Re: wip: functions median and percentile

From: Hitoshi Harada <umi(dot)tanuki(at)gmail(dot)com>
To: Dean Rasheed <dean(dot)a(dot)rasheed(at)gmail(dot)com>
Cc: Robert Haas <robertmhaas(at)gmail(dot)com>, Greg Stark <gsstark(at)mit(dot)edu>, Pavel Stehule <pavel(dot)stehule(at)gmail(dot)com>, Tom Lane <tgl(at)sss(dot)pgh(dot)pa(dot)us>, David Fetter <david(at)fetter(dot)org>, PostgreSQL Hackers <pgsql-hackers(at)postgresql(dot)org>
Subject: Re: wip: functions median and percentile
Date: 2010-10-05 12:14:24
Message-ID: AANLkTinSbwJ9TJ_uOHR6VsQOg2yemd1cTstwqVB8096K@mail.gmail.com
Views: Raw Message | Whole Thread | Download mbox | Resend email
Thread:
Lists: pgsql-hackers pgsql-rrreviewers

2010/10/5 Dean Rasheed <dean(dot)a(dot)rasheed(at)gmail(dot)com>:
> On 5 October 2010 07:04, Hitoshi Harada <umi(dot)tanuki(at)gmail(dot)com> wrote:
> Extrapolating from few quick timing tests, even in the best case, on
> my machine, it would take 7 days for the running median to use up
> 100MB, and 8 years for it to use 2GB. So setting the tuplesort's
> workMem to 2GB (only in the running median case) would actually be
> safe in practice, and would prevent the temp file leak (for a few
> years at least!).
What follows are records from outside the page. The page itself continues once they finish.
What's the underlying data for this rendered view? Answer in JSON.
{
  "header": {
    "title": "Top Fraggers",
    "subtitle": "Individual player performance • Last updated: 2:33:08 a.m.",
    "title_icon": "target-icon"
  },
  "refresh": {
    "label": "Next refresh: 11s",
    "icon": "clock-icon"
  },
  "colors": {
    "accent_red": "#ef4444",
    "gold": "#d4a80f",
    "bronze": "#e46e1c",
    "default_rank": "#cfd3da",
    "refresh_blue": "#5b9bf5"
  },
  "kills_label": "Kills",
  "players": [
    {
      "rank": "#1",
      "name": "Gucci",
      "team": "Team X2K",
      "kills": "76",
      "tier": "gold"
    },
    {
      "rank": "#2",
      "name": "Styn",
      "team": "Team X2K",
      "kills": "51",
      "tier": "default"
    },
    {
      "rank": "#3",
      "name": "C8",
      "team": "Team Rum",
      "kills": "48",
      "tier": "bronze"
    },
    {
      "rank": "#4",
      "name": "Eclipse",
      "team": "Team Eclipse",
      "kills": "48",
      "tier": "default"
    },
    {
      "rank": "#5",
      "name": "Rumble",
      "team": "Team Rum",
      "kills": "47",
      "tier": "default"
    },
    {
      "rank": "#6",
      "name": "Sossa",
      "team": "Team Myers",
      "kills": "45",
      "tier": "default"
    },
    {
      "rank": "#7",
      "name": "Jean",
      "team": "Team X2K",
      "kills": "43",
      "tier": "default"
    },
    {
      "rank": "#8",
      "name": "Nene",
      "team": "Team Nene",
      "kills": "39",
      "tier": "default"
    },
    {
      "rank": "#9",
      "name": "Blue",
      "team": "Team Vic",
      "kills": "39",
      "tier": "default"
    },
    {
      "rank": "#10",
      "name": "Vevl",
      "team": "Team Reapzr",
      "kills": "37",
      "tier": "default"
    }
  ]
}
I feel dirty even suggesting that. Better ideas
> anyone?

So, I suggested to implement median as a *pure* window function aside
from Pavel's aggregate function, and Greg suggested insertion
capability of tuplesort. By this approach, we keep tuplesort to hold
all the values in the current frame and can release it on the last of
a partition (it's possible by window function API.) This is
incremental addition of values and is far better than O(n^2 log(n))
although I didn't estimate the order. Only when the frame head is
moving down, we should re-initialize tuplesort and it is as slow as
calling aggregate version per each row (but I think we can solve it
somehow if looking precisely).

Regards,

--
Hitoshi Harada

In response to

Responses

Browse pgsql-hackers by date

  From Date Subject
Next Message Simon Riggs 2010-10-05 12:33:29 Re: standby registration (was: is sync rep stalled?)
Previous Message Peter Eisentraut 2010-10-05 12:11:43 Re: O_DSYNC broken on MacOS X?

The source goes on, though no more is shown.